Sometimes a “staycation” is the way to go

The demise of the British seaside resort and the rise in cheap air travel abroad, has seen most Brits jet off to sunnier climbs for their summer break. You can’t blame them really, as virtually guaranteed sunshine is hard to find at home. However we shouldn’t, no mustn’t, consider a foreign holiday as a first option. There is so much on offer in the UK, and if you’re lucky you’ll get the weather too.

This year my wife and I decided to head to the Lake District. It’s an area I know a little, but my wife didn’t know at all. Situated just south of the England Scotland border, it’s an area with dramatic mountain landscapes interspersed with some of the largest lakes in the UK. It’s a mecca for walkers and cyclists, although we choose the more sedate option of driving.

Bakewell

SignWe’d tried to make it to the Lake District last June, but had to call a halt to our holiday after two days after a family emergency. This time we aimed a driving to Bakewell in the Peak District, before heading up to Bowness-on-Windermere. We’d stayed in nearby Matlock in June and had briefly visited Bakewell, after visiting Chatsworth House. We liked what we saw, so we decided to stay there on the way up this time.

Bakewell is home of the Bakewell Pudding, an oddity not to be confused with the Bakewell Tart that you’ll find in just about every UK supermarket and cafe. Our hotel claimed to be the place where the recipe was first conceived, but then so did at least three other establishments in the town!

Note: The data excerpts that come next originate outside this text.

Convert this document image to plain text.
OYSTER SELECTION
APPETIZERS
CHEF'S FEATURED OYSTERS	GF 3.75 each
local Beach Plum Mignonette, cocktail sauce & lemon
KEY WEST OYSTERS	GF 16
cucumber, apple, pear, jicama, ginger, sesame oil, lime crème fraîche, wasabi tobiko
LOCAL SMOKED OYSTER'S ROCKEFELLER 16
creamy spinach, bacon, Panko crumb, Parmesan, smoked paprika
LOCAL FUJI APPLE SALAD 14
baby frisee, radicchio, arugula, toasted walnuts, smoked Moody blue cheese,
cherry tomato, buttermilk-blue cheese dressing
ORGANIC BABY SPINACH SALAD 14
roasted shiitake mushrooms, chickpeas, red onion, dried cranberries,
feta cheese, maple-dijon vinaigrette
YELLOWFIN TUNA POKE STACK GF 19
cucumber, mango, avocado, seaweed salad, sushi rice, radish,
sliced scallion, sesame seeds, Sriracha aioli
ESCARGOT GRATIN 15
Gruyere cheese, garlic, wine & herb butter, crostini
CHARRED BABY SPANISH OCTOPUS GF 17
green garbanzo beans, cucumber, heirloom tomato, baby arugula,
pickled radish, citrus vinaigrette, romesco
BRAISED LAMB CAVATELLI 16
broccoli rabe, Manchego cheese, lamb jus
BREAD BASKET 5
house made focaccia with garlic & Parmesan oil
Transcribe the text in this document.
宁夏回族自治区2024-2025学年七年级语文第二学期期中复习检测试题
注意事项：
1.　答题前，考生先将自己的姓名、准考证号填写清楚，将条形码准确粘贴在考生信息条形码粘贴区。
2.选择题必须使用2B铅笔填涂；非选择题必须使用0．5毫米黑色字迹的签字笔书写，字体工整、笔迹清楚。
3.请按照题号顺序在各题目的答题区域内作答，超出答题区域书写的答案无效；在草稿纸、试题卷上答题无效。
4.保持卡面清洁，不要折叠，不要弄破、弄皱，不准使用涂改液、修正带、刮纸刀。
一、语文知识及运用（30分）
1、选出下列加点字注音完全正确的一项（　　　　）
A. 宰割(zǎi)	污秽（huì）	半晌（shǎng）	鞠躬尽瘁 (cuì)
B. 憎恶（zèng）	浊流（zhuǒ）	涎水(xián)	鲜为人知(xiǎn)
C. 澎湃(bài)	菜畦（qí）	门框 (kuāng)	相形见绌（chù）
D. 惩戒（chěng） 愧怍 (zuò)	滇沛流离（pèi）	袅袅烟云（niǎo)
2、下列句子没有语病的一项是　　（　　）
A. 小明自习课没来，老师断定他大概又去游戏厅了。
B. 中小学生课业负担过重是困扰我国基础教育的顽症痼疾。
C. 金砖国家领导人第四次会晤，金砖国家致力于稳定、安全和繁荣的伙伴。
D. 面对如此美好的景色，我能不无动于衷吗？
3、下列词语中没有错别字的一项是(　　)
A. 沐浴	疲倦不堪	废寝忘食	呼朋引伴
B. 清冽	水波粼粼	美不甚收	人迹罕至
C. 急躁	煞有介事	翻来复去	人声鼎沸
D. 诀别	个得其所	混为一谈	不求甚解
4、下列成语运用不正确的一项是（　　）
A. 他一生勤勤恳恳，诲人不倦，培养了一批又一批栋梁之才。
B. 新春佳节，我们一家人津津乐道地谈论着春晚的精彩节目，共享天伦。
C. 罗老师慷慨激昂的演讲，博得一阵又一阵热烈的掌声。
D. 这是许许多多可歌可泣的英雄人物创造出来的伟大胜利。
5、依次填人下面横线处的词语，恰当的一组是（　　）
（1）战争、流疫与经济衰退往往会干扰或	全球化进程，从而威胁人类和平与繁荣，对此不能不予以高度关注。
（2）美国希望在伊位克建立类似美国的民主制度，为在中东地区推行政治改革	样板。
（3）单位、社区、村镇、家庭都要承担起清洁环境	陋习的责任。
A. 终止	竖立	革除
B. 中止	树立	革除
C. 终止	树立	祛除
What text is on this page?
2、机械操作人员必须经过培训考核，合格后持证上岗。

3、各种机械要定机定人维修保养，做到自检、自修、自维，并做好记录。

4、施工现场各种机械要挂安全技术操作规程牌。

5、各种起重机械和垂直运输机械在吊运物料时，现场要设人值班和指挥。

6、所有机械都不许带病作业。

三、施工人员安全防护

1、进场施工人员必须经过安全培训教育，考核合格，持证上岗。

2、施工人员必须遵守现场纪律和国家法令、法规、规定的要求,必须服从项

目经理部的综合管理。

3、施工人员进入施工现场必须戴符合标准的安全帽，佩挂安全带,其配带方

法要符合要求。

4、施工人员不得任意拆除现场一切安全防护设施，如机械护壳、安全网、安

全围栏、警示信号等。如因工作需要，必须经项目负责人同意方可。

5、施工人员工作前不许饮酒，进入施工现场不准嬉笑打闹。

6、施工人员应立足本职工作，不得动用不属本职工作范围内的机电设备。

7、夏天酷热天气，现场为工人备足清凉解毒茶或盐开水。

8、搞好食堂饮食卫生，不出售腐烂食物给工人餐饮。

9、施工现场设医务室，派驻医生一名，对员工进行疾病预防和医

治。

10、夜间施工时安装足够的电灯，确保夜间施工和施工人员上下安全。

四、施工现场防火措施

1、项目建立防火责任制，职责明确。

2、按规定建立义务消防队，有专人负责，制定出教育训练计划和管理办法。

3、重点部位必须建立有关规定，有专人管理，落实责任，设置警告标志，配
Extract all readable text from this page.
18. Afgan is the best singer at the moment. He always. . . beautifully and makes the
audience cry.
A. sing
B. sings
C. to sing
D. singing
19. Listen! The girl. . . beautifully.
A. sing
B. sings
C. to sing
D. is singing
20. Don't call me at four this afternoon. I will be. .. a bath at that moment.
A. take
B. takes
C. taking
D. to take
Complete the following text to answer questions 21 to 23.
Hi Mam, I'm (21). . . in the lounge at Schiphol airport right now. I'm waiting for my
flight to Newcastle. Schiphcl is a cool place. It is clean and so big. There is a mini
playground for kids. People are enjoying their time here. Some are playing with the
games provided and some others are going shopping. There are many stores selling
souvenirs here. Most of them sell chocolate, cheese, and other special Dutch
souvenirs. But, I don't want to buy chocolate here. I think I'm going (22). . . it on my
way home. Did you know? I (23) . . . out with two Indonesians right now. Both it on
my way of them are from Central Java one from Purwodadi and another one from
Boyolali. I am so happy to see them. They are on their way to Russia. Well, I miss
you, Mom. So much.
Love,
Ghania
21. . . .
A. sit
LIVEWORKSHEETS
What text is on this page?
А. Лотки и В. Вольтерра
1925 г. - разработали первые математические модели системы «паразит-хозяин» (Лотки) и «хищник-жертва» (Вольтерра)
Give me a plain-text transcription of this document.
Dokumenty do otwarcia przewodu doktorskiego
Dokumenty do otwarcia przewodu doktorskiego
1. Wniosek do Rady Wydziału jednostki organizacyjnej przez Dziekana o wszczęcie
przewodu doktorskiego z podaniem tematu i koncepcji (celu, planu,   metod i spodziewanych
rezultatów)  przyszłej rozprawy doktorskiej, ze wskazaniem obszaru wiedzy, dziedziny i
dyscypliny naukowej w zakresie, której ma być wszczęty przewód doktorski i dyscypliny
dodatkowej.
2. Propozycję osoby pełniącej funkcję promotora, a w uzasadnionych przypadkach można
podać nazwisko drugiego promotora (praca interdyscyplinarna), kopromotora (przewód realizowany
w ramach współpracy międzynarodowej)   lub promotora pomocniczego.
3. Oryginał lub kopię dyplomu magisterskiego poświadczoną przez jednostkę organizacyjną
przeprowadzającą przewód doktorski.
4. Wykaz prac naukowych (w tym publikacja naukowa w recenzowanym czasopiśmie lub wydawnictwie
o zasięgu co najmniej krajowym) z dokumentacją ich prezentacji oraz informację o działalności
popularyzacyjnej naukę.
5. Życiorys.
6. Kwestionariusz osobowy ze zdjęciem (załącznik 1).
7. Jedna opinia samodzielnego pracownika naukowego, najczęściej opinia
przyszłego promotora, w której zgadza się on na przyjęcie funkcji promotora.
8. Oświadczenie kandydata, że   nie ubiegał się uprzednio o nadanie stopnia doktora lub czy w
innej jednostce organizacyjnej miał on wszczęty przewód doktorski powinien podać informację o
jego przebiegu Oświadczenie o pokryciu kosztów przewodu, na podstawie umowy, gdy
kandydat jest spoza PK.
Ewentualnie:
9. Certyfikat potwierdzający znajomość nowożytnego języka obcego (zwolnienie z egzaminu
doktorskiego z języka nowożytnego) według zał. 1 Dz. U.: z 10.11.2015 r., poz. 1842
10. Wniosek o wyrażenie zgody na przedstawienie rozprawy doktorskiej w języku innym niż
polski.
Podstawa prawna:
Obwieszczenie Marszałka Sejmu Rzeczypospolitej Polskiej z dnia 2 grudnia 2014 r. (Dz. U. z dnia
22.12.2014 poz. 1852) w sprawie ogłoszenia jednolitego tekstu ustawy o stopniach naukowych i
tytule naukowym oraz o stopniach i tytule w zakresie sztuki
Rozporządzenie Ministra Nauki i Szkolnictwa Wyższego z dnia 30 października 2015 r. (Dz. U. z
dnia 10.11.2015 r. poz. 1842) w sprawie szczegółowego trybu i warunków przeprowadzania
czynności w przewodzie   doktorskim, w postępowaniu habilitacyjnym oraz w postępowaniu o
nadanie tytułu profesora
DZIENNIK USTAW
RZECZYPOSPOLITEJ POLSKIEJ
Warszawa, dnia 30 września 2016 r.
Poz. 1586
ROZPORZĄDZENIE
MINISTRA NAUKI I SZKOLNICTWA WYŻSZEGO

The hotel was also the first place I’ve cone across where they disallowed mobile devices in the restaurant, a policy that is sure to devide opinion.

We spent the day wondering around the market town, and along the banks River Wye thanks to some thoughtfully landscaped paths. Before returning to our hotel, we stopped off at a pub with outside seating overlooking the river. Ordering drinks was an experience, as you had to stand on a glass panel with the stream that originally fed the water wheel running beneath your feet. It was just about warm enough to sit outside in shirtsleeves, so two very quaffable pints later we returned to the hotel for dinner.

The Lake District

From the moment we stepped from the car and checked into our hotel, we knew we’d made a good decision coming here. I mean, just check out the view from our room!

IMG_E0387

It got better. Lake Windermere, the ten mile long lake that acts as a magnet for all visitors was little more than ten minutes walk away. From there we made good use of the ferries to Ambleside at the north end of the lake, and Lakeside in the south.

Windermere Lake
View from Bowness north towards Ambleside

Ambleside and Lakeside were VERY different. Ambleside is a busy town full of climbers, walkers, and outdoor types. It is at the heart of the Lake District, with many good walks around it. Lakeside in comparison is a small sleepy village that most people don’t even know is there. Instead they pass it by on the road towards Broughton-in-Furness. That’s a real shame, as it has stunning views and some very peaceful hotels right on the lake’s banks.

Whilst Lake Windermere acts as the major tourist draw to the area, the other lakes do their bit too. Among them are:

  • Coniston Water where Donald Campbell broke the water speed record. It is also near the Old Man of Coniston, arguably the highest peak in the Lake District.
  • Ullswater situated in the east is a popular sailing destination, and has a 20 mile walking trail nearby.
  • Derwent Water south of Keswick in the north. Keswick’s a smaller version of Ambleside, but without the charm. It does have the lack on it’s doorstep though, and that’s reason enough to visit it.

Other places that should be on your list to visit are:

  • The beautiful village of Grasmere, described by William Wordsworth as, “the loveliest spot that man hath ever found. That probably explains why he set up home there at Dove Cottage. If you’re there and fancy a meal in a Michelin Star restaurant, I’d thoroughly recommend The Dining Room at the Oak Bank Hotel.
  • The Honiston Pass, a narrow road just south of Keswick that goes through the highest point in the Lake District. It’s a road best tackled on foot or two wheels, unless you’re happy with numerous sharp bends, blind crescents, and nothing to stop you dropping a couple of hundred foot down the mountain if you’re not paying attention! It is a stunning drive, even if the weather isn’t great.

Before we left the Lake District, there was just enough time to soak in the views from the hill overlooking Lake Windermere. It was a view neither of us wanted to leave, but the journey south beckoned.

Shrewsbury

On our way home, we stopped off in Telford. Our idea was to visit the Ironbridge Gorge Bridge, but it was undergoing repairs and was completely under plastic sheets. So instead we went to nearby Shrewsbury on the banks of the River Severn.

The first thing you notice about Shrewsbury is it’s history. There are Tudor buildings everywhere and some quaint alleys and courtyards that are well worth exploring.